CIFF ’22: Crows are White

If Ahsen Nadeem had set out to make a film about the Dalai Lama, His Holiness would have made him feel like the most import person in the world during his interview. Instead, he set out to document Kamahori, a monk from an unusually severe and spartan Japanese monastery on Mount Hiei, who cannot talk to him because of his vow of silence—and probably wouldn’t have given him the time of day, if he could. However, there is one frustrated, heavy metal-listening monk who will talk to him. Regardless, Nadeem certainly needs a good talking-to throughout his documentary, Crows are White, which screens during the 2022 Camden International Film Festival.

Nadeem is personally conflicted, because he loves a non-Muslim woman, whom he will soon marry, but he is afraid to tell his strict Islamic parents (who happen to live in Ireland). As he pursues the silent Kamahori, viewers soon suspect he is really trying to divert himself from his real and pressing problems. To some extent, he finds an understanding friend in Ryushin, a low-level monk stuck with all the monastery’s most mundane duties. For Ryushin, monastic life is a family tradition. He is frustrated in his desire to do good works, but cannot leave while his parents are still alive.

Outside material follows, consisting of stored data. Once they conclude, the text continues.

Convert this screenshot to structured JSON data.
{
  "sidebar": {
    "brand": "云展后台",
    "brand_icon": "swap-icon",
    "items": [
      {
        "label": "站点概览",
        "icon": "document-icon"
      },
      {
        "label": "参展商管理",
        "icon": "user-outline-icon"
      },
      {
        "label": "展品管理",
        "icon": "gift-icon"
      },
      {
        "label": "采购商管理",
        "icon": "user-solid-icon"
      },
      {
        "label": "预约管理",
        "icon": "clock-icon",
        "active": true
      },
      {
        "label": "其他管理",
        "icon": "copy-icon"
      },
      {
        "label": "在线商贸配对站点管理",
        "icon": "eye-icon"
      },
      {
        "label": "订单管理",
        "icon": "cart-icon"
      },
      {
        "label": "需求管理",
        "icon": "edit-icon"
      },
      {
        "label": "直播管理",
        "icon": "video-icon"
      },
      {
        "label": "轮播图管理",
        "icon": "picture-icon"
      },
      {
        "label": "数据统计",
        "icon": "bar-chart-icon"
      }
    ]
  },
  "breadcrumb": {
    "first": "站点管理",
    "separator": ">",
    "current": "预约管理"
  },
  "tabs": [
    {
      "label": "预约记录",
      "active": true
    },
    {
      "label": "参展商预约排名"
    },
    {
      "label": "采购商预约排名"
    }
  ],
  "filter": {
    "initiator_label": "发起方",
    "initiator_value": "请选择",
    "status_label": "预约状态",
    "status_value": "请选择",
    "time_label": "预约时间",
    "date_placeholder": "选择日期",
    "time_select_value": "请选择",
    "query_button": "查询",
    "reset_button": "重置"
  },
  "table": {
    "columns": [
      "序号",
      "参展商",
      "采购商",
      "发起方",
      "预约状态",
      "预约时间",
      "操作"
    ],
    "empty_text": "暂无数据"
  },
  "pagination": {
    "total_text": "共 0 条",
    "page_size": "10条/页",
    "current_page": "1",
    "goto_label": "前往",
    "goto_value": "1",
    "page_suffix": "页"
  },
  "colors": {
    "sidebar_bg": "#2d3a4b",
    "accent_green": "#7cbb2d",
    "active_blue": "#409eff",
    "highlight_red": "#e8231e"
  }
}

After Nadeem marries his fiancée and three years pass, it becomes obvious he is really the subject of his film. Initially, Nadeem does not inspire confidence as either a subject or a filmmaker. Honestly, I hereby absolve anyone who checks out after his cellphone starts ringing during one of the monk’s most physically demanding ceremonies. Seriously, that kind of unprofessionalism is just disrespectful. However, those who stick it out, might start to warm to Nadeem, if they accept him as a serial screw-up.

Ultimately, there is something compelling about the double life he leads with his wife and his parents. There are also some brutally uncomfortable scenes that justify his fears. Ryushin is a sympathetic sounding board for Nadeem, but the film very definitely has more to say about the tensions traditional Muslims and their more liberal family members than Buddhism
  of any variety.

Crows are White
is such a messy, unpredictable documentary, much like Nadeem’s own life, it is hard to say whether it really works on its own terms or the viewer’s. However, Nadeem closes all the loops and gives us the big pay-off confrontation we are waiting for. It is a real shaggy dog film, but there is something there. Recommended for the Islamic-interfaith themes rather than the Buddhist elements, Crows are White screens virtually today (9/16) through Sunday (9/25) and in-person tomorrow (9/17) as part of this year’s CIFF.